Brewing a pretty simple Kolsch today.
100% Barke Pils
Magnum and Hallertau Mittelfrueh to about 30 ibus
Bottling an imperial stout and brewing another iteration of a GF Red IPA today. I've simplified the grain bill quite a bit because the last attempt was very muddy. Also increasing the sulfates to keep the crystal malts in check.
Red Wing Millet
Caramel Millet 120L
Columbus, Simcoe, Centennial
Nottingham @ 60°F
Let me know if I'm wrong, but I'm pretty sure it was Mike Tonsmiere (American Sour Beer book) that shoved a widdled table leg into the top of his carboy to allow oxygen ingress in a flanders red hoping to mimic a fouder? I think the sherry/balsamic vinegar idea is pretty good, but personally if you're looking for that specific character, I'd just transfer .50-.75 gallons of Flanders into a 1 gallon carboy and let it age for a bit with brett/bacteria. All of the extra headspace should allow for acetic acid production. Then you can blend a small amount into the finished beer.
Brewing up a CDC LiePA . 2 row , C10, cascade, centennial, Nottingham.

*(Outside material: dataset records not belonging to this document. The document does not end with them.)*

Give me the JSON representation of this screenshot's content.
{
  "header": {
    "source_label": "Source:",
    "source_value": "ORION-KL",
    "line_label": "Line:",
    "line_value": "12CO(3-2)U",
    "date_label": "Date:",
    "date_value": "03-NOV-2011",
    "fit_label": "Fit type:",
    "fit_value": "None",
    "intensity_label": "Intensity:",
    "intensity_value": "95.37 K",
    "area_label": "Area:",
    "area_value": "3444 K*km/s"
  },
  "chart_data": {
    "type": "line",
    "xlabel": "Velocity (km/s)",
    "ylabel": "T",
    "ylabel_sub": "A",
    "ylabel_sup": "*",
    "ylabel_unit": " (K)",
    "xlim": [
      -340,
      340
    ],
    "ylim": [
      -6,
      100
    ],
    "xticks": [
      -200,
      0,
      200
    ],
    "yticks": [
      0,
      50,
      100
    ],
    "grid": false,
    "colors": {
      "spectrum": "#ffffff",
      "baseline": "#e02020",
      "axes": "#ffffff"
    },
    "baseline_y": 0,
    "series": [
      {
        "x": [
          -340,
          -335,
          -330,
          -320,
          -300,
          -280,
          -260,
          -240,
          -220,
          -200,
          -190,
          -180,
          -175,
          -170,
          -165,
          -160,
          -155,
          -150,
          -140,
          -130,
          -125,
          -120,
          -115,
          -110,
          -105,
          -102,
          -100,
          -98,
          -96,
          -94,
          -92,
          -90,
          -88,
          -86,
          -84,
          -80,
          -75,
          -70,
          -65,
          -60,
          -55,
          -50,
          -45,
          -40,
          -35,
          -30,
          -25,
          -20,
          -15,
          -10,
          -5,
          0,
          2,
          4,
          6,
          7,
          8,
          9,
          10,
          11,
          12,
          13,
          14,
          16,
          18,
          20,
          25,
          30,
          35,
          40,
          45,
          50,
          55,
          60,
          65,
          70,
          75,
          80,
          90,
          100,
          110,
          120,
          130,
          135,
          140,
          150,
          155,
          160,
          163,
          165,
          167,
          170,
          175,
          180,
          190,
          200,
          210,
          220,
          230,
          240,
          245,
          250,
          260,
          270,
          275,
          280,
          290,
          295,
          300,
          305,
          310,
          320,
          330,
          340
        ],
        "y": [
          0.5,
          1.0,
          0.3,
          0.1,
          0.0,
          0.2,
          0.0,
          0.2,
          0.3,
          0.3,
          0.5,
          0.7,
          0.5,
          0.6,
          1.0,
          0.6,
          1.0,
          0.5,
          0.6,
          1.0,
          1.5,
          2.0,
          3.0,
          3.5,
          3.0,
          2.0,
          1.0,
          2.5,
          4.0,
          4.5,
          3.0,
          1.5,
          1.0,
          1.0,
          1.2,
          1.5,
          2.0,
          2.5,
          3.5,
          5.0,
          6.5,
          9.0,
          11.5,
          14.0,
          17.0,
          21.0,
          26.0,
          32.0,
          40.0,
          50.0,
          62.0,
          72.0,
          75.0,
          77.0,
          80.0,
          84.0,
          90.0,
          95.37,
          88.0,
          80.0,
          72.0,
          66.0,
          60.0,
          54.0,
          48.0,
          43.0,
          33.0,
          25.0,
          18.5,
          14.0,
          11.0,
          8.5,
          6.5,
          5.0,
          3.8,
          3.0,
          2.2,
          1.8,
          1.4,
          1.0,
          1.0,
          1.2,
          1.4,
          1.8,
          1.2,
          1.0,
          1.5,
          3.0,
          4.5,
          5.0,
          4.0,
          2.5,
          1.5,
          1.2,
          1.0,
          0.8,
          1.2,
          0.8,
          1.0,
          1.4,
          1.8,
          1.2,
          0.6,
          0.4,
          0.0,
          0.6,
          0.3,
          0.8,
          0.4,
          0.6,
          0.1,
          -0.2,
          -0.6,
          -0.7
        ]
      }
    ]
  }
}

While I agree with your thoughts on this, I would still be hesitant to go this route. Having experienced wild beers I let the airlock dry on go past acetic acid to ethylacetate (acetone, nail polish remover), and dumping full carboys, I would caution with attempting to get acetic acid production. On a large scale with mass amounts of beer to blend from, acetic acid production, and sherry oxidation notes, can be safer to achieve. In a homebrewery, on single, maybe double batch, blending options you have to be very careful to not kill an entire batch. As homebrewers, we have the freedom to blend in vinegar and sherry to achieve the same flavors without using the same techniques as traditional brewers. (Before someone argues that if we don't do it the same way as the big boys that we are cheating, our carboys with wooden chair legs shoved in them are not Fouders or barrels, we are mimicking on a small scale to achieve the same flavors regardless)
Request beer, mission accomplished ipa.